Parmi les différents genres de biopic, ceux qui se veulent exhaustifs en parcourant la vie entière de la personne qu’ils mettent en scène sont souvent les plus bancals. En effet, comment retracer en une œuvre des dizaines d’années de la vie d’un homme, dont le destin fut assez exceptionnel pour s’intéresser à lui ? Il faut évidemment faire des impasses sur certaines époques de sa vie, mais cela nécessite surtout de résumer certains événements de manière très didactique, au risque d’accoucher d’une œuvre impersonnelle et sans audace. « Robert Moses, le maître caché de New York », one-shot publié en janvier 2014, fait partie de cette catégorie, avec ses inévitables limites.
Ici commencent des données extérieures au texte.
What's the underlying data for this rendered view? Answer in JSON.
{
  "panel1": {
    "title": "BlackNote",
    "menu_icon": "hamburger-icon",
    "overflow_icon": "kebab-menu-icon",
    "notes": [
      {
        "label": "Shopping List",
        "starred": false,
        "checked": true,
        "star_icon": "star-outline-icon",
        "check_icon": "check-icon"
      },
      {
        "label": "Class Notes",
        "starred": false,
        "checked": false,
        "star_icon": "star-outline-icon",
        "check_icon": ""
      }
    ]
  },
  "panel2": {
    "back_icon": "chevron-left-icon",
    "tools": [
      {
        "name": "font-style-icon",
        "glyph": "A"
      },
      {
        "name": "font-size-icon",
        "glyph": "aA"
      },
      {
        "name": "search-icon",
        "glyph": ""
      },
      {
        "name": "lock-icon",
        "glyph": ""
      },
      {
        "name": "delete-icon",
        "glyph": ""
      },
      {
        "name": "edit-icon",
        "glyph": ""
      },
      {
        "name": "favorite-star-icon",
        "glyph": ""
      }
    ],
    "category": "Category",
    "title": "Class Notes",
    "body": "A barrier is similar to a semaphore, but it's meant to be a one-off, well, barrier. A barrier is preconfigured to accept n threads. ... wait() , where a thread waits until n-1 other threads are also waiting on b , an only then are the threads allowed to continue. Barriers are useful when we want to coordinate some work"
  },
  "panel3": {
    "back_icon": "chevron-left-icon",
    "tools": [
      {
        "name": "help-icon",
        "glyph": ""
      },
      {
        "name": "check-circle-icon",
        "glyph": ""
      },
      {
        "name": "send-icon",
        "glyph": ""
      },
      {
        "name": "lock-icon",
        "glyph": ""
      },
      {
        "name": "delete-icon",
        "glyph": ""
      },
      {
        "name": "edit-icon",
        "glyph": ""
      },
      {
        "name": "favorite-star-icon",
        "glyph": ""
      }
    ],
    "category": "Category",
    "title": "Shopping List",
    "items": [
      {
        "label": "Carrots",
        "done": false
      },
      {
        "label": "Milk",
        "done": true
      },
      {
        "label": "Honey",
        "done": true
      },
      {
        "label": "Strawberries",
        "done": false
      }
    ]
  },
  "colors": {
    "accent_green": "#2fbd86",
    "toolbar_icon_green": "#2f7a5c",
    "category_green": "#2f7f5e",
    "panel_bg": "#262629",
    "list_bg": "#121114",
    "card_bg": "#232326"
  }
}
Scénario : Cet album retrace donc la vie controversée de l’urbaniste qui transforma la ville de New-York des années 30 aux années 60. L’homme avait une vision idéaliste et presque utopique de la ville, partageant les idées d’un certain Walt Disney, et rêvant d’une administration incorruptible, de voies de communications fluides et nombreuses, ainsi que des très nombreux buildings qu’il hissa peu à peu au-dessus des quartiers de New-York. On voit bien que sa démarche était d’augmenter le niveau de vie et moderniser la ville, coûte que coûte. Car si Robert Moses est aussi controversé, au point d’être un peu tombé dans l’oubli alors que certains (dont le scénariste Christin lui-même) le comparent à Haussmann, c’est parce qu’il construisit au détriment des plus pauvres, en particulier des minorités ethniques, expulsés sans vergogne. Il privilégia de plus les voitures aux transports en communs, les autoroutes aux passages piétons, montrant un pragmatisme parfois dérangeant. Avec son tempérament inflexible, il est arrivé à ses fins en concrétisant un nombre impressionnant de projets, faisant preuve d’une grande lucidité tout en gardant un certain esprit rêveur. C’est tout le paradoxe du personnage.


Dessin : Un trait élégant faisant la part belle aux décors, qui ont ici une véritable âme. Préférant l’esthétisme à la précision réglée comme du papier à musique, Olivier Balez propose des panoramas de New-York et de ses bâtiments avec une force peu commune. Pour le coup, c’est principalement dans son dessin que l’album dépasse le stade de la simple restitution historique, donnant un certain charme à la lecture.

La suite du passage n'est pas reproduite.